I pressed play. I waited for my images, my colors, my stories to return. The way the notes used to burst into light.
Nothing. A new darkness. No. I had not closed my eyes. I didn’t just see darkness. I felt it. You could say God gave me back my sight. But did He take something greater?
I wanted to be grateful. But, deep down, I wasn’t. I’d lost my other sight—my synesthesia. I’d already given up on my childhood dream of being a pianist, but I had long made peace with this loss. Stepping away from the stage never meant stepping away from music. I still played. I still listened. I still saw. Until now.
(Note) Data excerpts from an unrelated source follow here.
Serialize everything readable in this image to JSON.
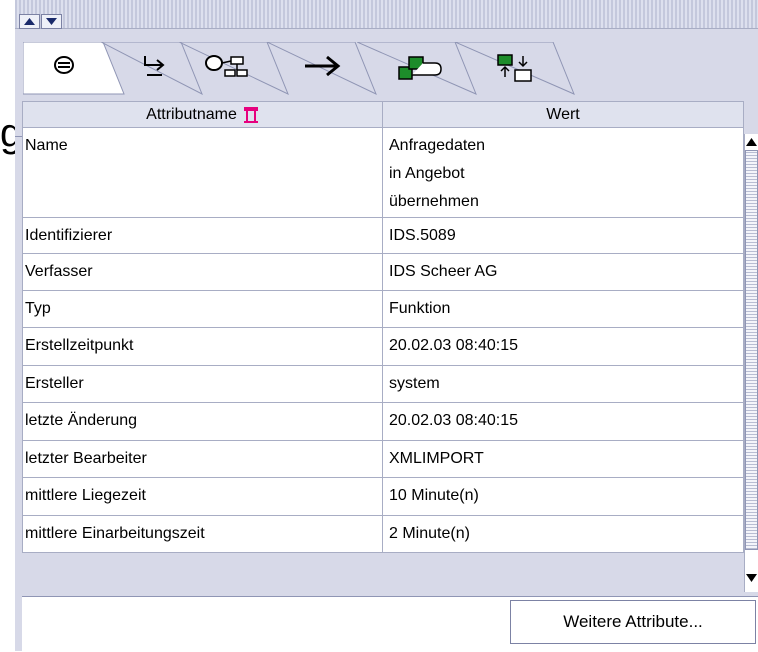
{
  "left_fragment": "g",
  "tabs": [
    {
      "icon": "object-icon"
    },
    {
      "icon": "relation-icon"
    },
    {
      "icon": "hierarchy-icon"
    },
    {
      "icon": "arrow-right-icon"
    },
    {
      "icon": "connected-shapes-icon"
    },
    {
      "icon": "assignment-icon"
    }
  ],
  "table": {
    "headers": {
      "name": "Attributname",
      "value": "Wert"
    },
    "rows": [
      {
        "name": "Name",
        "value_lines": [
          "Anfragedaten",
          "in Angebot",
          "übernehmen"
        ]
      },
      {
        "name": "Identifizierer",
        "value_lines": [
          "IDS.5089"
        ]
      },
      {
        "name": "Verfasser",
        "value_lines": [
          "IDS Scheer AG"
        ]
      },
      {
        "name": "Typ",
        "value_lines": [
          "Funktion"
        ]
      },
      {
        "name": "Erstellzeitpunkt",
        "value_lines": [
          "20.02.03 08:40:15"
        ]
      },
      {
        "name": "Ersteller",
        "value_lines": [
          "system"
        ]
      },
      {
        "name": "letzte Änderung",
        "value_lines": [
          "20.02.03 08:40:15"
        ]
      },
      {
        "name": "letzter Bearbeiter",
        "value_lines": [
          "XMLIMPORT"
        ]
      },
      {
        "name": "mittlere Liegezeit",
        "value_lines": [
          "10 Minute(n)"
        ]
      },
      {
        "name": "mittlere Einarbeitungszeit",
        "value_lines": [
          "2 Minute(n)"
        ]
      }
    ]
  },
  "more_button": "Weitere Attribute...",
  "colors": {
    "accent": "#e6007e",
    "panel": "#d7d9e8",
    "border": "#a8adc4"
  }
}
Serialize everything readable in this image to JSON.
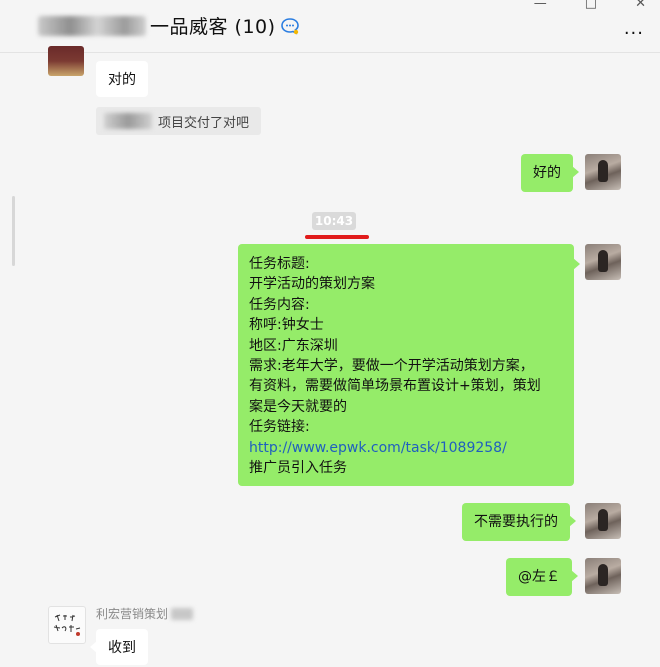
{
  "header": {
    "title": "一品威客 (10)",
    "more_label": "...",
    "window_controls": [
      "—",
      "□",
      "✕"
    ]
  },
  "messages": {
    "left_reply_1": "对的",
    "quote_text": "项目交付了对吧",
    "right_reply_1": "好的",
    "timestamp": "10:43",
    "task": {
      "lines": [
        "任务标题:",
        "开学活动的策划方案",
        "任务内容:",
        "称呼:钟女士",
        "地区:广东深圳",
        "需求:老年大学，要做一个开学活动策划方案，",
        "有资料，需要做简单场景布置设计+策划，策划",
        "案是今天就要的",
        "任务链接:"
      ],
      "link": "http://www.epwk.com/task/1089258/",
      "footer": "推广员引入任务"
    },
    "right_reply_2": "不需要执行的",
    "right_reply_3": "@左￡",
    "sender_name": "利宏营销策划",
    "left_reply_2": "收到"
  },
  "colors": {
    "background": "#f5f5f5",
    "bubble_green": "#95ec69",
    "bubble_white": "#ffffff",
    "link": "#1f5fbf",
    "time_underline": "#e11b1b"
  }
}
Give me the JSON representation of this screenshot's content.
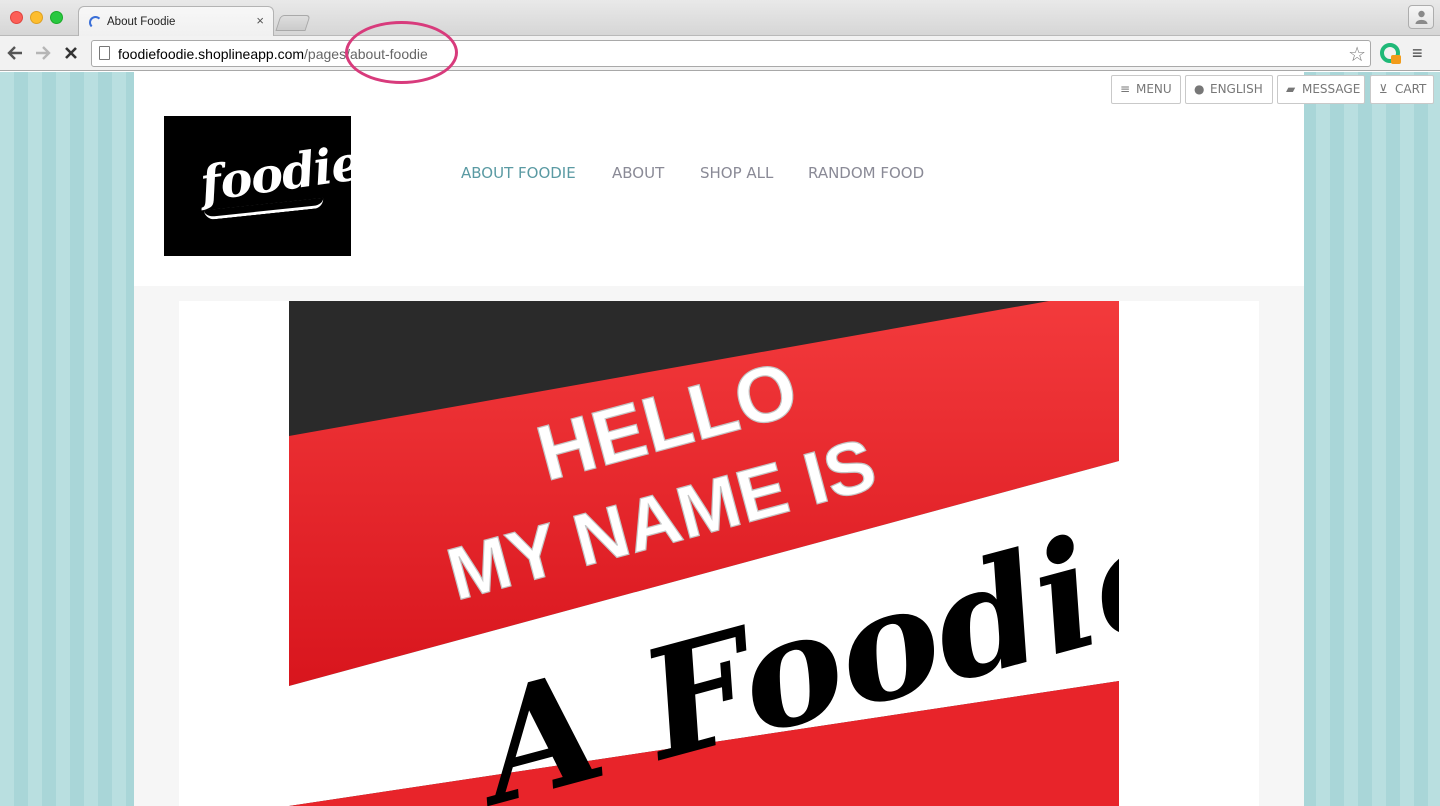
{
  "browser": {
    "tab_title": "About Foodie",
    "tab_close": "×",
    "url_host": "foodiefoodie.shoplineapp.com",
    "url_path": "/pages/about-foodie"
  },
  "utility_bar": {
    "menu": "MENU",
    "language": "ENGLISH",
    "message": "MESSAGE",
    "cart": "CART"
  },
  "logo_text": "foodie",
  "nav": [
    "ABOUT FOODIE",
    "ABOUT",
    "SHOP ALL",
    "RANDOM FOOD"
  ],
  "hero": {
    "line1": "HELLO",
    "line2": "MY NAME IS",
    "line3": "A Foodie"
  },
  "colors": {
    "accent": "#5a9aa3",
    "nav_text": "#8a8a96",
    "highlight": "#d83b7c",
    "tag_red": "#e8242a",
    "background_stripe": "#b9dfe0"
  },
  "icons": [
    "back-icon",
    "forward-icon",
    "stop-icon",
    "page-icon",
    "star-icon",
    "extension-icon",
    "chrome-menu-icon",
    "profile-icon",
    "menu-icon",
    "globe-icon",
    "chat-icon",
    "cart-icon"
  ]
}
Music had always been my anchor, but now, it had become both comfort and grief, refuge and reminder. I listened because I needed to. But I didn’t want to because listening hurt so much. The music remained, but the part of me I thought mattered most was gone.
***
A few weeks later, I went back to the piano, hoping—believing—that if I played, the colors would return. That the images would resurface. That the music would pull me back into my synesthetic world I had lost.
I lifted my fingers and positioned them on the keys. The muscle memory remained. The notes came easily. But they were just notes. I felt the keys, but I couldn’t feel the music. The imagery that once shaped my world, my memories, and myself was lost in darkness. I screamed. I cried.
My fingers formed fists, slamming against the black-and-white keys. Again and again. The echo rang. Over and over. I glared down at the damn black-and-white keys, before letting my body collapse onto the piano. All I wanted was color.
My desperation pulled me back to the presence I had first needed in the darkness. I pleaded again. Help me. Help me see again. Please, God, please. I don’t want to live in darkness. A part of me has already died there.
But the truth had already come to light. Everyone could see that my body had healed—I could walk, talk, and see. I looked healed. But how do you explain a loss that leaves no visible wounds?
Three years later, I still play Fantaisie-Impromptu. I have played it millions of times at this point. But it’s been a long time since I’ve seen it. Each time, I believe—at least, I try to believe. Maybe this time, the colors will come to light and come to life. So now, I sit at my piano, staring at the black-and-white keys. I breathe in. I lift my fingers. I close my eyes.